Comment j'en suis arrivé là
Je m'appelle Mickael Romero, j'ai 31 ans et je photographie des mariages depuis Nice. La photo m'accompagne depuis l'enfance, pour une raison simple : une image bien prise garde une émotion vivante — un regard, un geste, une seconde qu'on croyait perdue.
Il y a environ quatre ans, pendant un roadtrip de plusieurs mois en Asie, j'ai décidé d'en faire mon métier et j'ai fondé mon studio. Tout a vraiment commencé là-bas. Au fil des voyages et des rencontres, je me suis tourné vers le portrait et la photo de mannequin — les visages, ce qu'ils laissent passer, les histoires que chacun porte devant l'objectif.
Depuis trois ans, je me consacre au reportage de mariage. C'est le terrain qui me correspond le mieux : les regards complices, les fous rires, les larmes de joie, et tous ces instants qu'on ne voit pas passer quand on les vit.
Ma façon de travailler tient en deux mots : humaine et naturelle. Je cherche des images élégantes et sincères, assez justes pour que vous puissiez revivre cette journée des années plus tard, encore et encore.

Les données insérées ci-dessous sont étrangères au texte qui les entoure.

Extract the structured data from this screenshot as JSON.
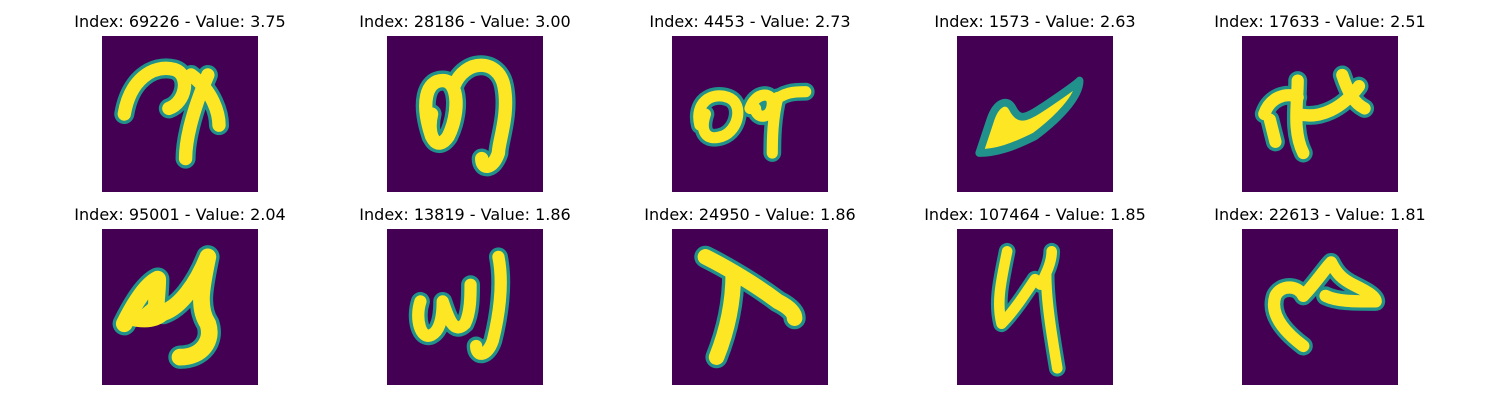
{
  "figure": {
    "background": "#ffffff",
    "panels": [
      {
        "title": "Index: 69226 - Value: 3.75",
        "index": 69226,
        "value": 3.75
      },
      {
        "title": "Index: 28186 - Value: 3.00",
        "index": 28186,
        "value": 3.0
      },
      {
        "title": "Index: 4453 - Value: 2.73",
        "index": 4453,
        "value": 2.73
      },
      {
        "title": "Index: 1573 - Value: 2.63",
        "index": 1573,
        "value": 2.63
      },
      {
        "title": "Index: 17633 - Value: 2.51",
        "index": 17633,
        "value": 2.51
      },
      {
        "title": "Index: 95001 - Value: 2.04",
        "index": 95001,
        "value": 2.04
      },
      {
        "title": "Index: 13819 - Value: 1.86",
        "index": 13819,
        "value": 1.86
      },
      {
        "title": "Index: 24950 - Value: 1.86",
        "index": 24950,
        "value": 1.86
      },
      {
        "title": "Index: 107464 - Value: 1.85",
        "index": 107464,
        "value": 1.85
      },
      {
        "title": "Index: 22613 - Value: 1.81",
        "index": 22613,
        "value": 1.81
      }
    ]
  },
  "colors": {
    "background_cell": "#440154",
    "stroke_core": "#fde725",
    "stroke_edge": "#21918c"
  }
}
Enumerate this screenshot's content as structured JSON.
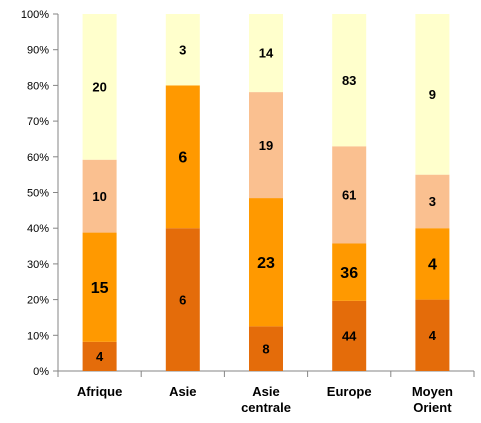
{
  "chart_data": {
    "type": "bar",
    "stacked": true,
    "normalized": true,
    "title": "",
    "xlabel": "",
    "ylabel": "",
    "ylim": [
      0,
      100
    ],
    "y_ticks": [
      "0%",
      "10%",
      "20%",
      "30%",
      "40%",
      "50%",
      "60%",
      "70%",
      "80%",
      "90%",
      "100%"
    ],
    "categories": [
      [
        "Afrique"
      ],
      [
        "Asie"
      ],
      [
        "Asie",
        "centrale"
      ],
      [
        "Europe"
      ],
      [
        "Moyen",
        "Orient"
      ]
    ],
    "grid": false,
    "legend": "none",
    "series": [
      {
        "color": "#E46C0A",
        "values": [
          4,
          6,
          8,
          44,
          4
        ],
        "label_size": "small"
      },
      {
        "color": "#FF9900",
        "values": [
          15,
          6,
          23,
          36,
          4
        ],
        "label_size": "large"
      },
      {
        "color": "#FAC090",
        "values": [
          10,
          0,
          19,
          61,
          3
        ],
        "label_size": "small"
      },
      {
        "color": "#FFFFCC",
        "values": [
          20,
          3,
          14,
          83,
          9
        ],
        "label_size": "small"
      }
    ]
  }
}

Ce qui guide chaque prise de vue
Le même soin du premier échange à la livraison.
Un clin d'œil, une main qui tremble — rien ne se perd.
L'instant vrai passe avant l'image parfaite.
Une lumière douce, un rendu qui ne se démode pas.
Un accompagnement sur-mesure
Un café, votre histoire, votre vision — et ce qui compte vraiment pour vous.
Repérage des lieux, planning détaillé, ajustements jusqu'à la veille.
Une présence discrète et bienveillante, du premier rayon au dernier slow.
Vos images en galerie privée, et en album papier si vous le souhaitez.
Du matériel au service du moment
Deux boîtiers, des optiques lumineuses, du matériel choisi pour se faire oublier. Mais l'outil ne fait pas l'image — le regard, lui, ne s'achète pas.